Some of those funds were used for the city’s summer concert series, and $1,000 was spent by the board for an Independence Day celebration in Coffey’s district.

Coffey was one of the main organizers of the event, which featured live music and fireworks, and requested the funds from the board of works.

During the meeting, Benedetti asked Shane Gibson, an attorney in the city’s legal department, if the administration would agree to earmark $1,000 per council district and also set aside some funds for At-large council members so that each can have similar events throughout the year. Gibson said the administration would consider any requests brought forward by the council pertaining to quality-of-life projects.

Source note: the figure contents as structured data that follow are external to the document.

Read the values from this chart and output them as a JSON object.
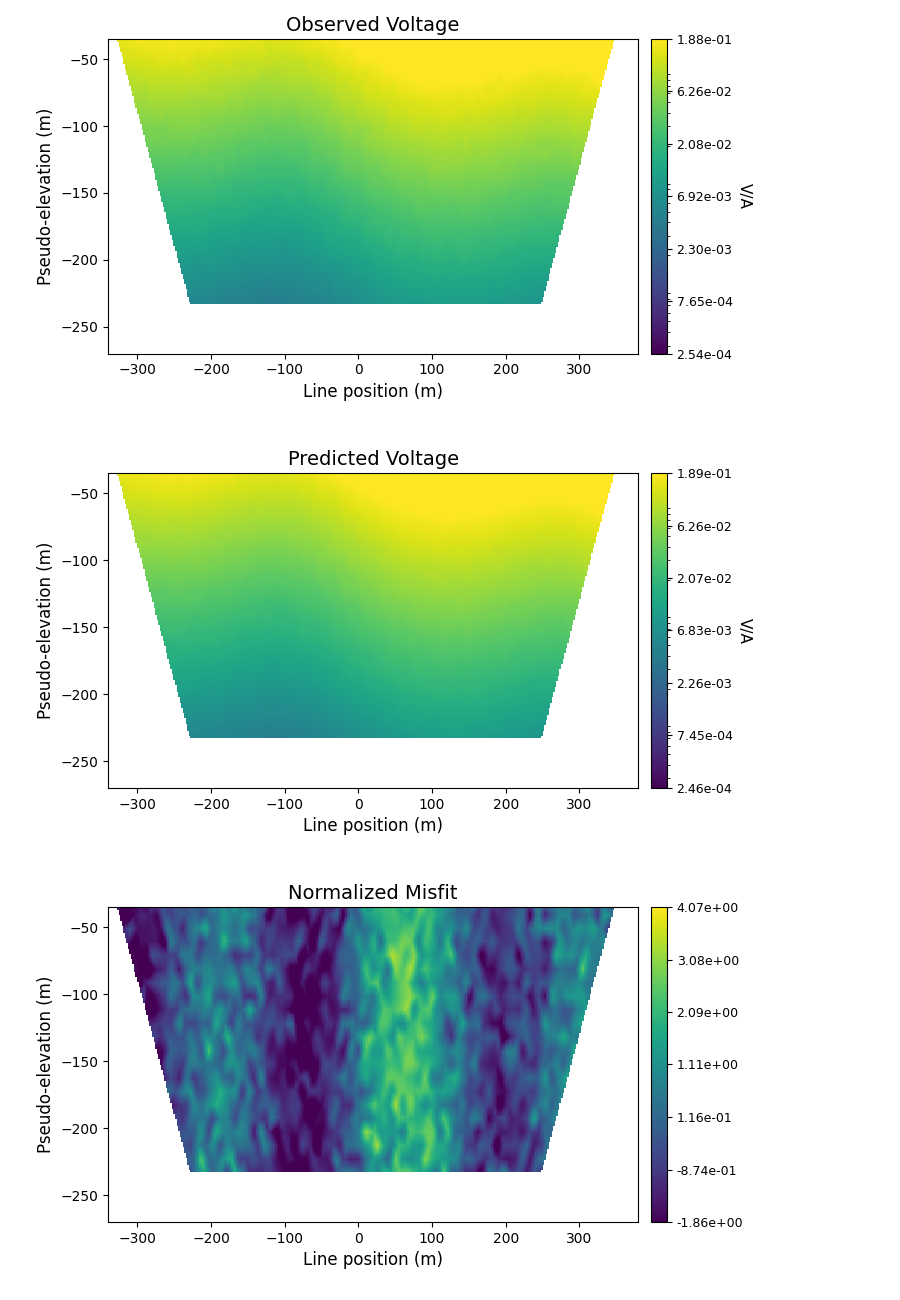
{
  "titles": [
    "Observed Voltage",
    "Predicted Voltage",
    "Normalized Misfit"
  ],
  "xlabel": "Line position (m)",
  "ylabel": "Pseudo-elevation (m)",
  "xlim": [
    -340,
    380
  ],
  "ylim": [
    -270,
    -35
  ],
  "cbar_labels_1": [
    "1.88e-01",
    "6.26e-02",
    "2.08e-02",
    "6.92e-03",
    "2.30e-03",
    "7.65e-04",
    "2.54e-04"
  ],
  "cbar_labels_2": [
    "1.89e-01",
    "6.26e-02",
    "2.07e-02",
    "6.83e-03",
    "2.26e-03",
    "7.45e-04",
    "2.46e-04"
  ],
  "cbar_labels_3": [
    "4.07e+00",
    "3.08e+00",
    "2.09e+00",
    "1.11e+00",
    "1.16e-01",
    "-8.74e-01",
    "-1.86e+00"
  ],
  "cbar_unit_1": "V/A",
  "cbar_unit_2": "V/A",
  "cbar_unit_3": "",
  "vmin_1": 0.000254,
  "vmax_1": 0.188,
  "vmin_2": 0.000246,
  "vmax_2": 0.189,
  "vmin_3": -1.86,
  "vmax_3": 4.07,
  "cmap_1": "viridis",
  "cmap_2": "viridis",
  "cmap_3": "viridis"
}
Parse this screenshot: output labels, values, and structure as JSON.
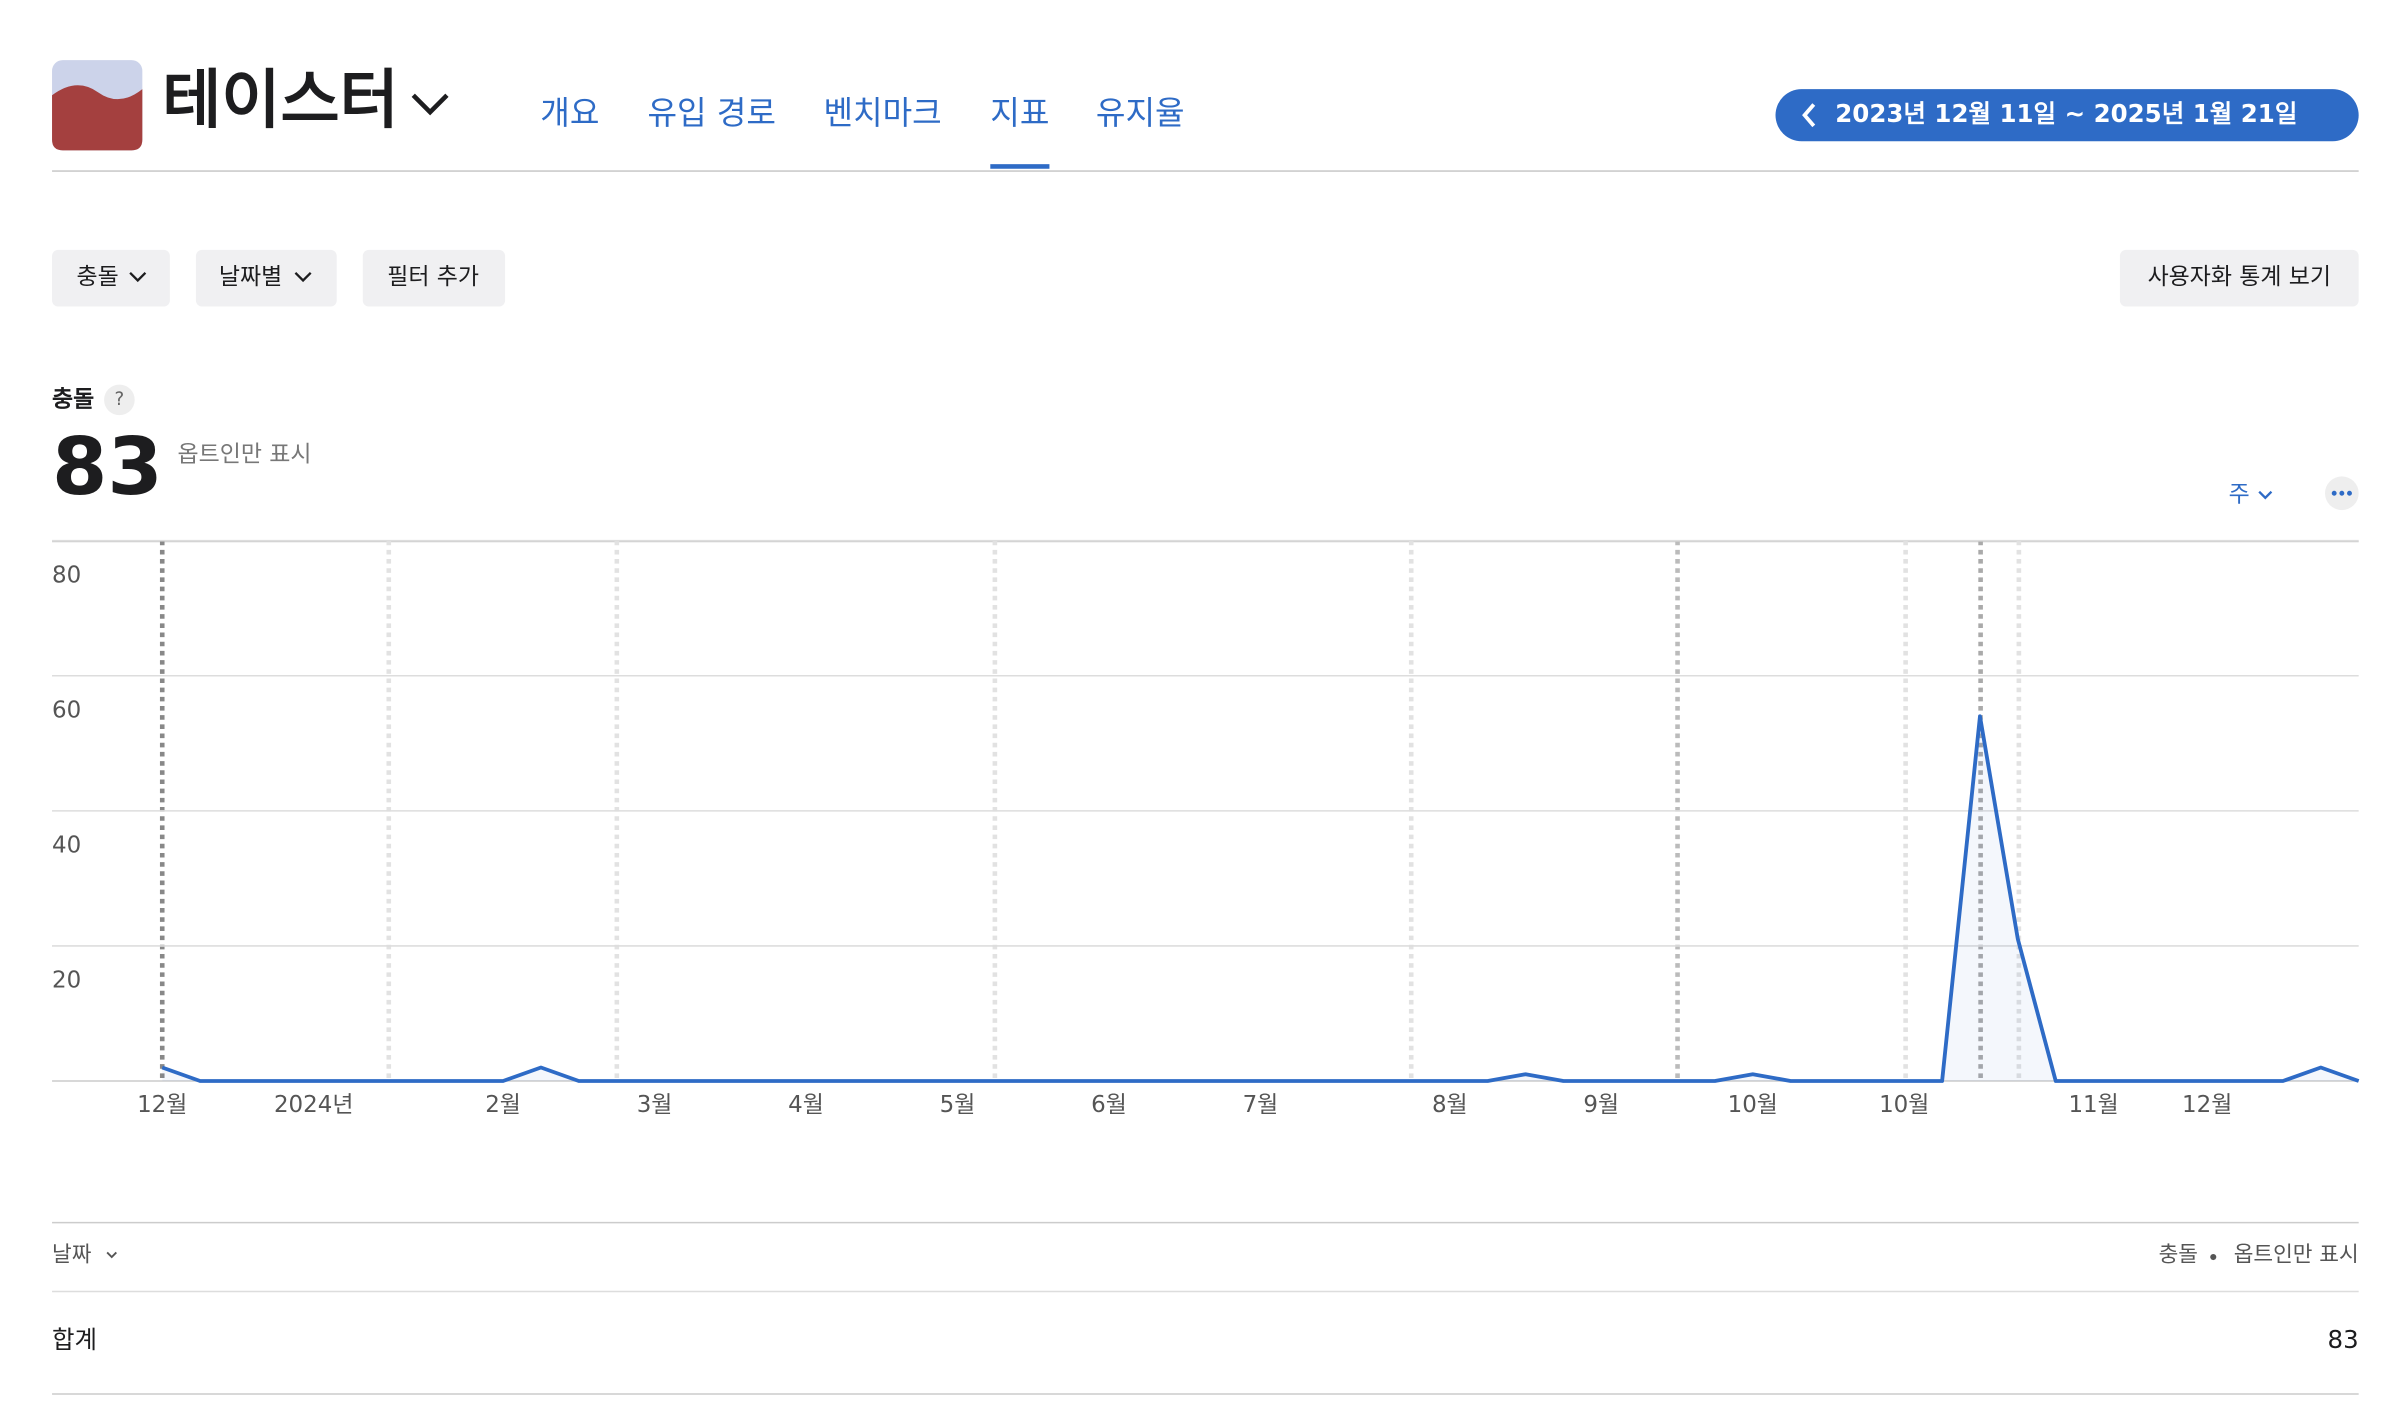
{
  "app": {
    "name": "테이스터"
  },
  "tabs": [
    "개요",
    "유입 경로",
    "벤치마크",
    "지표",
    "유지율"
  ],
  "active_tab": 3,
  "date_range": "2023년 12월 11일 ~ 2025년 1월 21일",
  "filters": [
    "충돌",
    "날짜별",
    "필터 추가"
  ],
  "custom_button": "사용자화 통계 보기",
  "metric": {
    "label": "충돌",
    "help": "?",
    "value": 83,
    "note": "옵트인만 표시"
  },
  "interval": "주",
  "chart_data": {
    "type": "line",
    "categories": [
      "12월",
      null,
      null,
      null,
      "2024년",
      null,
      null,
      null,
      null,
      "2월",
      null,
      null,
      null,
      "3월",
      null,
      null,
      null,
      "4월",
      null,
      null,
      null,
      "5월",
      null,
      null,
      null,
      "6월",
      null,
      null,
      null,
      "7월",
      null,
      null,
      null,
      null,
      "8월",
      null,
      null,
      null,
      "9월",
      null,
      null,
      null,
      "10월",
      null,
      null,
      null,
      "10월",
      null,
      null,
      null,
      null,
      "11월",
      null,
      null,
      "12월",
      null,
      null,
      null,
      null
    ],
    "values": [
      2,
      0,
      0,
      0,
      0,
      0,
      0,
      0,
      0,
      0,
      2,
      0,
      0,
      0,
      0,
      0,
      0,
      0,
      0,
      0,
      0,
      0,
      0,
      0,
      0,
      0,
      0,
      0,
      0,
      0,
      0,
      0,
      0,
      0,
      0,
      0,
      1,
      0,
      0,
      0,
      0,
      0,
      1,
      0,
      0,
      0,
      0,
      0,
      54,
      21,
      0,
      0,
      0,
      0,
      0,
      0,
      0,
      2,
      0
    ],
    "color": "#2e6bc6",
    "ylim": [
      0,
      80
    ],
    "yticks": [
      20,
      40,
      60,
      80
    ],
    "grid": true
  },
  "table": {
    "header": [
      "날짜",
      "충돌",
      "옵트인만 표시"
    ],
    "rows": [
      [
        "합계",
        83
      ]
    ]
  }
}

Benedetti said following the meeting that she’s still uneasy with an additional $200,000 being set aside for a board that’s appointed.

“I’m all about quality-of-life, but that’s a huge number to put at their discretion for them to decide what is quality-of-life,” she said.

Benedetti added that she wants to cooperate with the administration, but also believes that information should be made more easily available to council members. She also questioned Council President Pat McLaughlin during the course of the meeting about the status of the annual city audit performed by the state.

State auditors have been in New Albany wrapping up their work, and Gibson said the audit may be published sometime next month. Administration officials said no drastic issues have been pointed out by auditors in regards to the city’s finances or procedures.

Benedetti said that the audit is another example of an issue that the council needs to be made aware of without having to ask.

The budget was approved 7-1. Councilman Greg Phipps was absent from the meeting.